In Alabama, for example, legislators cannot receive two salaries on the same day, so most of them refuse their legislative pay--$10 a day--when there is a conflict. Mr. Cooper notes that these same lawmakers get to keep their much higher expense allowance of $85 a day.
Salary, Time Conflicts
Until recently, state legislators' salaries were hardly an inducement to serve in public office, particularly in part-time legislatures.
In the last few years, however, that situation has begun to change, especially in states with lengthy legislative sessions, like California, Illinois, Massachusetts, Michigan, New Jersey, New York, Ohio, Pennsylvania, and Wisconsin.
When Mr. Hoffman first ran for office in Illinois, he recalls, the pay was $7,500 annually, which barely covered his leave of absence.
"It didn't make a big hit in my income," he says, "because every day I was gone from school, I didn't get paid."
Now, Illinois legislators can earn as much as $35,000 annually, he notes, and many educators who run for public office pledge to become full-time lawmakers if they win.
As of early 1986, legislative salaries ranged from $100 annually in New Hampshire to $46,800 in Alaska, with the average being just over $17,000. In addition, lawmakers in all but six states receive a per diem allowance when in session or when on legislative business.
Compared with other profession4als, educators might find this supplemental salary attractive, political observers suggest. Many lawyers can earn far more in private practice, they say, and are finding it increasingly difficult to balance their job demands with lengthy legislative sessions.
Most education-legislators interviewed last week, however, described the pay as a minimal inducement. And they said that it was often offset by the time demanded of them.
Senator Monroe of Oregon has been in the legislature for 12 years, and taught high school for nine of those. When the legislature was in session, he would take an unpaid leave from his job, he says, and "take a day off here, a day off there" for interim responsibilities.
Eventually, the pace became too bruising, Mr. Monroe says, and he was missing too many political meetings and speaking engagements scheduled during the day.
"I found that the legislature, as I was elevated to leadership positions, was almost a full-time responsibility," explains the lawmaker, who is assistant majority leader of the Oregon Senate. "I couldn't really do justice to either job by trying to maintain a classroom-teaching profession, so I went to part-time college teaching and administration."
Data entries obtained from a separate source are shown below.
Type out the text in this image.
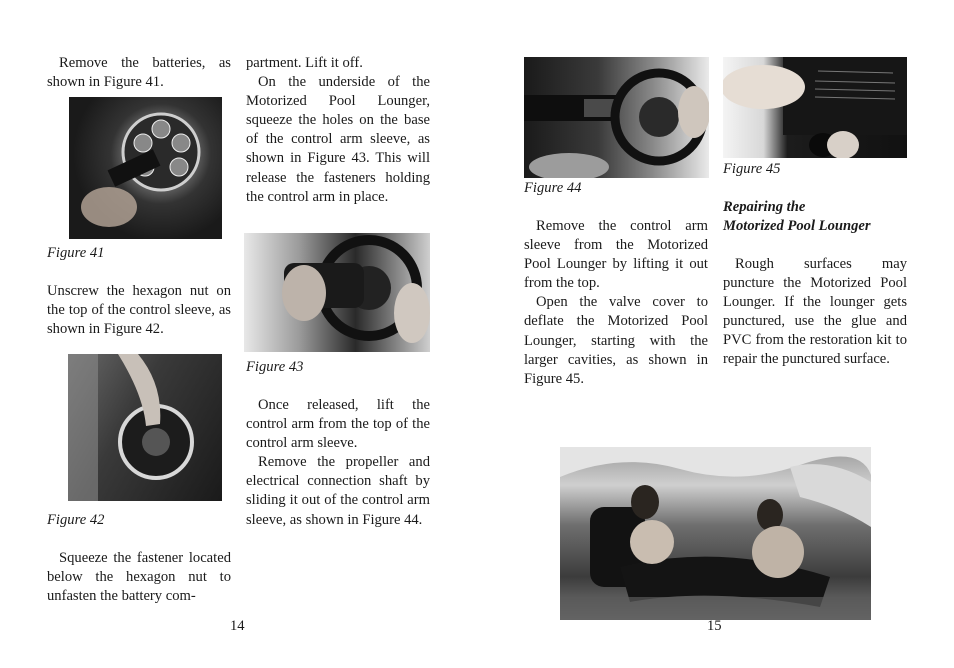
Remove the batteries, as shown in Figure 41.

Figure 41

Unscrew the hexagon nut on the top of the control sleeve, as shown in Figure 42.

Figure 42

Squeeze the fastener located below the hexagon nut to unfasten the battery com-

partment. Lift it off.

On the underside of the Motorized Pool Lounger, squeeze the holes on the base of the control arm sleeve, as shown in Figure 43. This will release the fasteners holding the control arm in place.

Figure 43

Once released, lift the control arm from the top of the control arm sleeve.

Remove the propeller and electrical connection shaft by sliding it out of the control arm sleeve, as shown in Figure 44.

14

Figure 44

Remove the control arm sleeve from the Motorized Pool Lounger by lifting it out from the top.

Open the valve cover to deflate the Motorized Pool Lounger, starting with the larger cavities, as shown in Figure 45.

Figure 45

Repairing the

Motorized Pool Lounger

Rough surfaces may puncture the Motorized Pool Lounger. If the lounger gets punctured, use the glue and PVC from the restoration kit to repair the punctured surface.

15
Mr. Pierson of Colorado, on the other hand, maintains that if he wins, he wants to continue teaching his first-period class when the legislature is in session. It will be over at 8:20 A.M., he estimates, and the session at the capitol will commence "at around 9:00."
Lacks 'Political Punch'
But if Mr. Pierson hopes to climb the path to political power, education is probably not the way to get there, according to experts.
In general, education committees are not seen as particularly powerful, despite the recent surge of school reforms and the high proportion of state revenue spent on education.
Says Representative Jim F. Stoicheff, House Minority Leader in Idaho and a "teaching principal": "When you first go into the legislature, many of the freshmen will serve on education--particularly in the House--because it's not an important committee."
"It's called a major committee, it meets the same time as the other committees, but it just doesn't seem to have any punch politically," he says. "And you actually get more done for education if you serve on the finance committee, or the revenue and taxation committee, or state affairs."